CUDA Center of Excellence

Georgia Tech has been designated by NVIDIA Corp., the world’s leading manufacturer of the graphics processing unit (GPU), as a CUDA Center of Excellence (CCOE).

What is CUDA? It is NVIDIA’s parallel computing architecture that enables dramatic increases in computing performance by harnessing the power of a GPU. With millions of CUDA-enabled GPUs sold to date, software developers, scientists and researchers are finding broad-ranging uses, including image and video processing, computational biology and chemistry, fluid dynamics simulation, CT image reconstruction, seismic analysis, ray tracing, and much more.

Georgia Tech is engaged in a number of research, development and educational activities that leverage GPU computing. These activities span the full gamut: applications, software development tools, system software and architectures.

Georgia Tech joins a select group of 10 other universities and research organizations in the United States and abroad, including Harvard University, Cambridge University and the Chinese Academy of Sciences, that are designated as a CUDA Center of Excellence. More than 350 universities worldwide teach the CUDA programming model within their curriculum.

As a CCOE, Georgia Tech will be engaged in a number of activities that promote research into GPU capabilities. Center leadership has a research vision that advances the state of applications of NVIDIA technology and fundamental computer science and engineering topics that may provide future enhancements to the use of this technology. Surprisingly, these activities cover virtually every dimension of scalable computing with heterogeneous computing with graphics processors: large scale computing facilities, education, algorithms and applications, architectures, libraries, system software, programming productivity, and performance.
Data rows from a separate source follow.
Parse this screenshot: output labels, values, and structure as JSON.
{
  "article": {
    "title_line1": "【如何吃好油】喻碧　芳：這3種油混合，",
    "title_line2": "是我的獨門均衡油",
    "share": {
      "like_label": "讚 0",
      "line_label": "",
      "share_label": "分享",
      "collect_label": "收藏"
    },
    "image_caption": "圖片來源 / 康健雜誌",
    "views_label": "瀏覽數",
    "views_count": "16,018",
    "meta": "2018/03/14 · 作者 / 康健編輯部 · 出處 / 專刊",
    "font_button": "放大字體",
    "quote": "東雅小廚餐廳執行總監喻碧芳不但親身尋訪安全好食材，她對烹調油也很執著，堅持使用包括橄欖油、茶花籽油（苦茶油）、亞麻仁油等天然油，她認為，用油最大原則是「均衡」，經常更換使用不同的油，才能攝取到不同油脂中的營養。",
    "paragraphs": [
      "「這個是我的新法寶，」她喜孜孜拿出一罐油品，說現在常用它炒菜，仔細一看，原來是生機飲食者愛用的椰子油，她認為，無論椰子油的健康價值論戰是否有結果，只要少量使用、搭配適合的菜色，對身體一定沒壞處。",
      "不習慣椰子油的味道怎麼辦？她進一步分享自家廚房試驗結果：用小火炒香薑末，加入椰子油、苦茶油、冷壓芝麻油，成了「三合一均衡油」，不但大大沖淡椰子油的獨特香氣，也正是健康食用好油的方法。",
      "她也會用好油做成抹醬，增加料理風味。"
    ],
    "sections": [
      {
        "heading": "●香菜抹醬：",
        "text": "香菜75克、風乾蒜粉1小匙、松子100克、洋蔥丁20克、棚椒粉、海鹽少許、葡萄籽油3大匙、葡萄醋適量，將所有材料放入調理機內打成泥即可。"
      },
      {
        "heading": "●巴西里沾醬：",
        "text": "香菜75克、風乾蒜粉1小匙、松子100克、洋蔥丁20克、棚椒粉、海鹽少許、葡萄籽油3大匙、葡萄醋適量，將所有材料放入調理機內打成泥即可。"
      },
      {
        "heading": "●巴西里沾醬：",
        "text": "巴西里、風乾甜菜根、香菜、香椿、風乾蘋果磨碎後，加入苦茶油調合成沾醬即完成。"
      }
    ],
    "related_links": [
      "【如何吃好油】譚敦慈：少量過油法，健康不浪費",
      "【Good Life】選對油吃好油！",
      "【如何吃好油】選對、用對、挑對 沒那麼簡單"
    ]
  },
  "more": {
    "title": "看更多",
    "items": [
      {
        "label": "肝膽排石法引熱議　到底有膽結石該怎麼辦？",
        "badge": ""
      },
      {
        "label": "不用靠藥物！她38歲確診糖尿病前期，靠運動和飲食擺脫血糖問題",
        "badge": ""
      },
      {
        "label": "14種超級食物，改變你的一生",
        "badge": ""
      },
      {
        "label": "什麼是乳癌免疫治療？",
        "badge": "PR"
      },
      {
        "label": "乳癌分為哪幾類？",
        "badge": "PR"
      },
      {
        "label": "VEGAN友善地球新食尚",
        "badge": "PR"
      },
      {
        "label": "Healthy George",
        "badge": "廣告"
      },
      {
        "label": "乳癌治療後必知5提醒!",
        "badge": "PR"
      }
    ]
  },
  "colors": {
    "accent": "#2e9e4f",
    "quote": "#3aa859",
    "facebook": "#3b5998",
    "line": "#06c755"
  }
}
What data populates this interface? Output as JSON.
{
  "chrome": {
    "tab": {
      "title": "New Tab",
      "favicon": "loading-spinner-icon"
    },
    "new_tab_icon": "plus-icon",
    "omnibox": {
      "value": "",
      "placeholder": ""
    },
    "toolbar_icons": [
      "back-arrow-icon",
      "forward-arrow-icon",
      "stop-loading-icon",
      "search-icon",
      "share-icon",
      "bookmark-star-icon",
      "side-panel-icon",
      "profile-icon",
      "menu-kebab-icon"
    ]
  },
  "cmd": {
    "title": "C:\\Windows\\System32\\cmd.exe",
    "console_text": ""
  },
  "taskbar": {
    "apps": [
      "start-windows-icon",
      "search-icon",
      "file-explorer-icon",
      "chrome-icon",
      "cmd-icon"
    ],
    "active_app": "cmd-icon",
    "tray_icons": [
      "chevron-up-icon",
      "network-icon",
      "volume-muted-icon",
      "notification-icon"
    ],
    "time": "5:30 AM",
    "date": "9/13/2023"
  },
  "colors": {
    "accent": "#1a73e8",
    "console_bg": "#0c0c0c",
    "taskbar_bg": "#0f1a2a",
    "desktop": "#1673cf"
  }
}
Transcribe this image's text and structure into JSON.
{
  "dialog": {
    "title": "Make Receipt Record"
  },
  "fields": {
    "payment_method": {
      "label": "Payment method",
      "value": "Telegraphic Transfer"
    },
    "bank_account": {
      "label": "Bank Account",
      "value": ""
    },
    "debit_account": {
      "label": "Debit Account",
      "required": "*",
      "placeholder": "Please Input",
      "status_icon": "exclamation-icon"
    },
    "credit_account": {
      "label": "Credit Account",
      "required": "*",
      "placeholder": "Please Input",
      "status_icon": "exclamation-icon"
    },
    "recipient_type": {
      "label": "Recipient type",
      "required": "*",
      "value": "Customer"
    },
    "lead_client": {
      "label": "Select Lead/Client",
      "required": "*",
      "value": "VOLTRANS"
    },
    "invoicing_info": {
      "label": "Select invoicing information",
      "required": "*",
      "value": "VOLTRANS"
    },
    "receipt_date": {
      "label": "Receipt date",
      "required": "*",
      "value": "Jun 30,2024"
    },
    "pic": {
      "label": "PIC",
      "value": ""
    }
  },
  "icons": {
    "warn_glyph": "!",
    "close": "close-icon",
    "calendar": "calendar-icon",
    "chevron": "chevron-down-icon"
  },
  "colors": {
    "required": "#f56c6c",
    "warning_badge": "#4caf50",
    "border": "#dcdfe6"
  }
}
One concrete example of Georgia Tech’s GPU research is the Keeneland Project. Housed at the Oak Ridge National Laboratory (ORNL), the National Science Foundation Track 2 Keeneland project aims to bring GPU computing resources to bear on NSF’s important computational science applications. Keeneland is a partnership between Georgia Tech, the National Institute for Computational Sciences, the University of Tennessee at Knoxville, ORNL, Hewlett Packard and NVIDIA, that will design, deploy and operate two heterogeneous computers. The initial delivery system, scheduled for summer 2010, will be an Intel-based Linux cluster with hundreds of NVIDIA Fermi graphics processors. A final delivery system, to be deployed in 2012, will use next-generation technologies at all levels and provide the open-science community with well over 1 PF/s of computational capability.

Georgia Tech also will coordinate GPU research by an impressive list of contributing partners, including:

  • Centers for Disease Control & Prevention (CDC), a major operating component of the Department of Health and Human Services, which provides expertise, information, and tools that people and communities need to protect their health. CDC is currently working toward implementation of several technologies for efficient and cost-effective supercomputing. This effort includes research and development on the use of GPU personal supercomputing platforms as well as GPU-enhanced HPC clusters.
  • Georgia Tech Research Institute (GTRI), the nonprofit applied research arm of GT with clients across industry and government. GTRI engages in a variety of GPU computing related research with a particular focus on usability infrastructure; it has been doing experiments, custom ports/implementations ranging from microkernels, compound functions, to full application implementations, since about 2003.
  • Oak Ridge National Laboratory (ORNL), a multidisciplinary, Department of Energy National Laboratory at the forefront of supercomputing and home to the world’s largest supercomputer.
  • Georgia State/Georgia Tech Center for Advanced Brain Imaging, which employs state-of-the-art methods, functional magnetic resonance imaging, brain stimulation, scalp electrical recording and sophisticated behavioral measures to understand brain function.
  • Accelereyes, a local Atlanta company that builds programming tools for parallel programming and visual computing on GPUs. AccelerEyes develops and markets Jacket, a software platform that is in use in dozens of countries by hundreds of engineers, scientists and analysts. AccelerEyes’ approach to application development and deployment empowers these domain experts to transform their serial applications, simply, into high performance NVIDIA GPU CUDA-enabled versions.

The existing research projects and education activities under way at these organizations demonstrate the continued interest and benefits in massively parallel computing and NVIDIA technology. By focusing these efforts under a CCOE, each participating organization can amplify its activities by cross-fertilizing ideas and skills internally, by sharing software and hardware facilities, leveraging training materials and efforts, and by streamlining interactions with closer, priority access to NVIDIA staff and capabilities.